Full‑duplex means both parties can speak at the same time without waiting for the other to finish—allowing overlaps, backchannels, interruptions, and collaborative repairs, closer to real human talk than half‑duplex, turn‑by‑turn systems.
- Short term: Define requirements, collection design, and ethics/privacy standards.
- Mid term: Establish prototype-scale collection, evaluation procedures, and metadata specs.
- Long term: Grow toward 10M hours and release datasets in staged, policy‑compliant ways.
We will begin with English as the first step, then expand to multiple languages in phases. The expansion pace and language priority will be guided by community discussion, ethical considerations, and data availability. Our long‑term goal is a diverse, multilingual, and representative corpus while maintaining strong privacy and consent standards.
- Spontaneous small‑talk (task‑free or loose‑goal)
- Conversation phenomena: overlap, backchannels, repairs, silences
- Audio plus metadata (recording conditions, anonymized speaker attributes, etc.)
Out of scope (for now)
- Unrestricted distribution of raw, personally identifying data
- Heavily scripted read‑aloud data as the only source
We prioritize participant privacy and ethics. Collection and releases will follow applicable laws and platform policies, with clear consent, anonymization, and redistribution terms. Detailed policies will be codified through community discussion.
- Join the discussions on Hugging Face (proposals, questions, debates)
- Use GitHub Issues for problem statements and requests
- Send Pull Requests to improve documentation and integrate proposals
Links (will be updated)
- Hugging Face Discussions: TBA
- oto (service): TBA
- When opening a new Issue or Discussion, briefly state background, purpose, and expected impact.
- Keep PRs minimal and link them to related discussions or issues.
- English or Japanese contributions are both welcome.
OTO is a project focused on end‑to‑end, full‑duplex conversational AI and large‑scale spontaneous dialogue datasets. We explore speech processing across overlapping talk, backchannels, interruptions, and collaborative repair—phenomena essential to human‑like interaction. Our work emphasizes:
- privacy‑first data collection and release policies,
- reproducible evaluation and metadata specs,
- open community discussions to shape standards and best practices.
We build on modern deep learning tooling and follow rigorous data processing, feature design, and recipe‑driven workflows to enable comprehensive experimentation in full‑duplex conversation research. If you are interested in contributing datasets, evaluation ideas, or tooling, please join the discussions.
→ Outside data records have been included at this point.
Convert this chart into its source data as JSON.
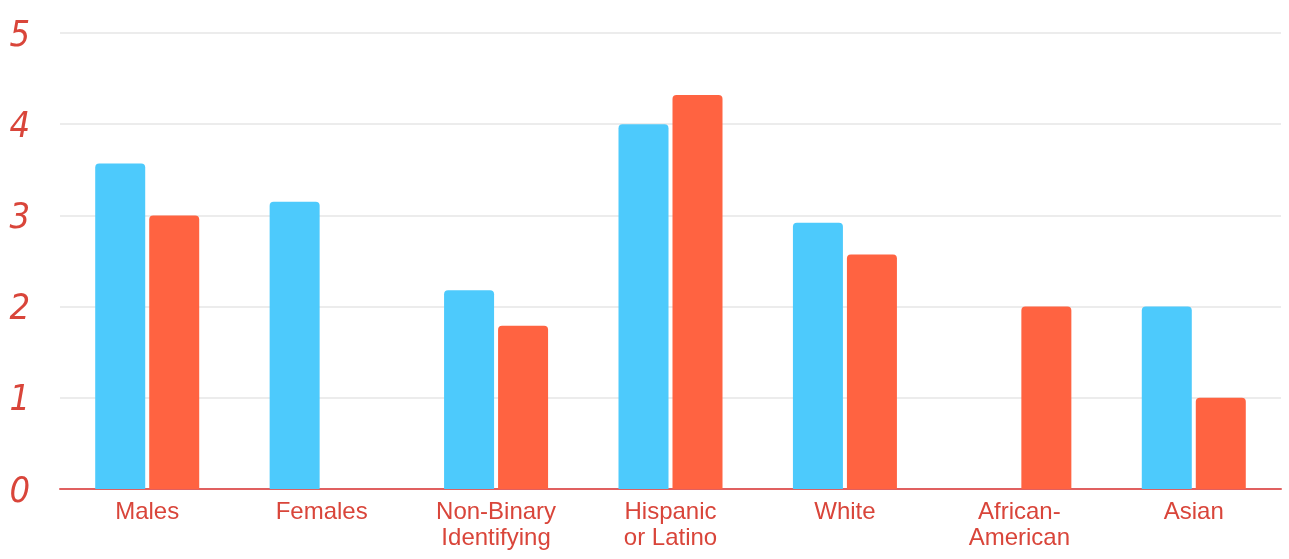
{
  "chart_data": {
    "type": "bar",
    "categories": [
      "Males",
      "Females",
      "Non-Binary Identifying",
      "Hispanic or Latino",
      "White",
      "African-American",
      "Asian"
    ],
    "series": [
      {
        "color": "#4dcafc",
        "values": [
          3.57,
          3.15,
          2.18,
          4.0,
          2.92,
          null,
          2.0
        ]
      },
      {
        "color": "#ff6341",
        "values": [
          3.0,
          null,
          1.79,
          4.32,
          2.57,
          2.0,
          1.0
        ]
      }
    ],
    "ylim": [
      0,
      5
    ],
    "yticks": [
      0,
      1,
      2,
      3,
      4,
      5
    ],
    "grid": "y"
  }
}
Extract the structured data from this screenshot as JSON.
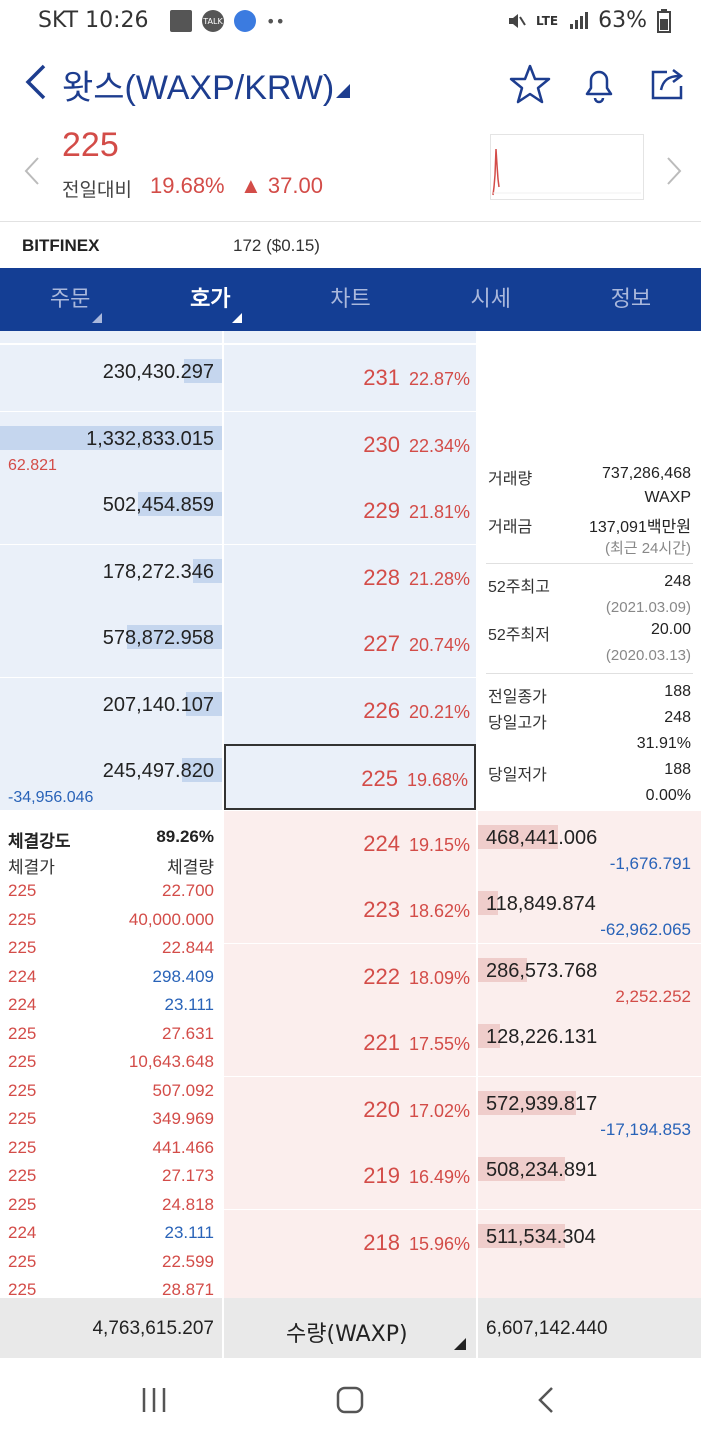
{
  "status_bar": {
    "carrier_time": "SKT 10:26",
    "talk_badge": "TALK",
    "dots": "••",
    "battery": "63%",
    "signal_text": "LTE"
  },
  "header": {
    "title": "왓스(WAXP/KRW)"
  },
  "price": {
    "current": "225",
    "compare_label": "전일대비",
    "rate": "19.68%",
    "delta": "▲ 37.00"
  },
  "exchange": {
    "name": "BITFINEX",
    "value": "172 ($0.15)"
  },
  "tabs": [
    {
      "label": "주문"
    },
    {
      "label": "호가"
    },
    {
      "label": "차트"
    },
    {
      "label": "시세"
    },
    {
      "label": "정보"
    }
  ],
  "asks": [
    {
      "price": "231",
      "rate": "22.87%",
      "volume": "230,430.297",
      "bar": 0.17,
      "change": ""
    },
    {
      "price": "230",
      "rate": "22.34%",
      "volume": "1,332,833.015",
      "bar": 1.0,
      "change": "62.821"
    },
    {
      "price": "229",
      "rate": "21.81%",
      "volume": "502,454.859",
      "bar": 0.38,
      "change": ""
    },
    {
      "price": "228",
      "rate": "21.28%",
      "volume": "178,272.346",
      "bar": 0.13,
      "change": ""
    },
    {
      "price": "227",
      "rate": "20.74%",
      "volume": "578,872.958",
      "bar": 0.43,
      "change": ""
    },
    {
      "price": "226",
      "rate": "20.21%",
      "volume": "207,140.107",
      "bar": 0.16,
      "change": ""
    },
    {
      "price": "225",
      "rate": "19.68%",
      "volume": "245,497.820",
      "bar": 0.18,
      "change": "-34,956.046"
    }
  ],
  "bids": [
    {
      "price": "224",
      "rate": "19.15%",
      "volume": "468,441.006",
      "bar": 0.36,
      "change": "-1,676.791",
      "change_color": "blue"
    },
    {
      "price": "223",
      "rate": "18.62%",
      "volume": "118,849.874",
      "bar": 0.09,
      "change": "-62,962.065",
      "change_color": "blue"
    },
    {
      "price": "222",
      "rate": "18.09%",
      "volume": "286,573.768",
      "bar": 0.22,
      "change": "2,252.252",
      "change_color": "red"
    },
    {
      "price": "221",
      "rate": "17.55%",
      "volume": "128,226.131",
      "bar": 0.1,
      "change": "",
      "change_color": "red"
    },
    {
      "price": "220",
      "rate": "17.02%",
      "volume": "572,939.817",
      "bar": 0.44,
      "change": "-17,194.853",
      "change_color": "blue"
    },
    {
      "price": "219",
      "rate": "16.49%",
      "volume": "508,234.891",
      "bar": 0.39,
      "change": "",
      "change_color": "red"
    },
    {
      "price": "218",
      "rate": "15.96%",
      "volume": "511,534.304",
      "bar": 0.39,
      "change": "",
      "change_color": "red"
    }
  ],
  "info": {
    "volume_label": "거래량",
    "volume_value": "737,286,468",
    "volume_unit": "WAXP",
    "amount_label": "거래금",
    "amount_value": "137,091백만원",
    "amount_note": "(최근 24시간)",
    "high52_label": "52주최고",
    "high52_value": "248",
    "high52_date": "(2021.03.09)",
    "low52_label": "52주최저",
    "low52_value": "20.00",
    "low52_date": "(2020.03.13)",
    "prev_close_label": "전일종가",
    "prev_close_value": "188",
    "day_high_label": "당일고가",
    "day_high_value": "248",
    "day_high_rate": "31.91%",
    "day_low_label": "당일저가",
    "day_low_value": "188",
    "day_low_rate": "0.00%"
  },
  "trades": {
    "strength_label": "체결강도",
    "strength_value": "89.26%",
    "price_header": "체결가",
    "qty_header": "체결량",
    "rows": [
      {
        "price": "225",
        "qty": "22.700",
        "color": "red"
      },
      {
        "price": "225",
        "qty": "40,000.000",
        "color": "red"
      },
      {
        "price": "225",
        "qty": "22.844",
        "color": "red"
      },
      {
        "price": "224",
        "qty": "298.409",
        "color": "blue"
      },
      {
        "price": "224",
        "qty": "23.111",
        "color": "blue"
      },
      {
        "price": "225",
        "qty": "27.631",
        "color": "red"
      },
      {
        "price": "225",
        "qty": "10,643.648",
        "color": "red"
      },
      {
        "price": "225",
        "qty": "507.092",
        "color": "red"
      },
      {
        "price": "225",
        "qty": "349.969",
        "color": "red"
      },
      {
        "price": "225",
        "qty": "441.466",
        "color": "red"
      },
      {
        "price": "225",
        "qty": "27.173",
        "color": "red"
      },
      {
        "price": "225",
        "qty": "24.818",
        "color": "red"
      },
      {
        "price": "224",
        "qty": "23.111",
        "color": "blue"
      },
      {
        "price": "225",
        "qty": "22.599",
        "color": "red"
      },
      {
        "price": "225",
        "qty": "28.871",
        "color": "red"
      }
    ]
  },
  "totals": {
    "ask_total": "4,763,615.207",
    "unit_label": "수량(WAXP)",
    "bid_total": "6,607,142.440"
  },
  "colors": {
    "up": "#d34c48",
    "down": "#2963b8",
    "tab_bar": "#143e94"
  }
}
Licensing for discussions and design docs is being finalized. Dataset releases may carry source‑specific terms. Once decided, this README and LICENSE will be updated.
- oto (startup) / Maintainers: TBA
Q. When will data be released? A. Releases will be staged based on ethics review, anonymization, and rights clearance. Timing will be updated as discussions progress.
Q. Are non‑English languages included? A. Our initial focus is English. Multilingual expansion may be considered later through community consensus.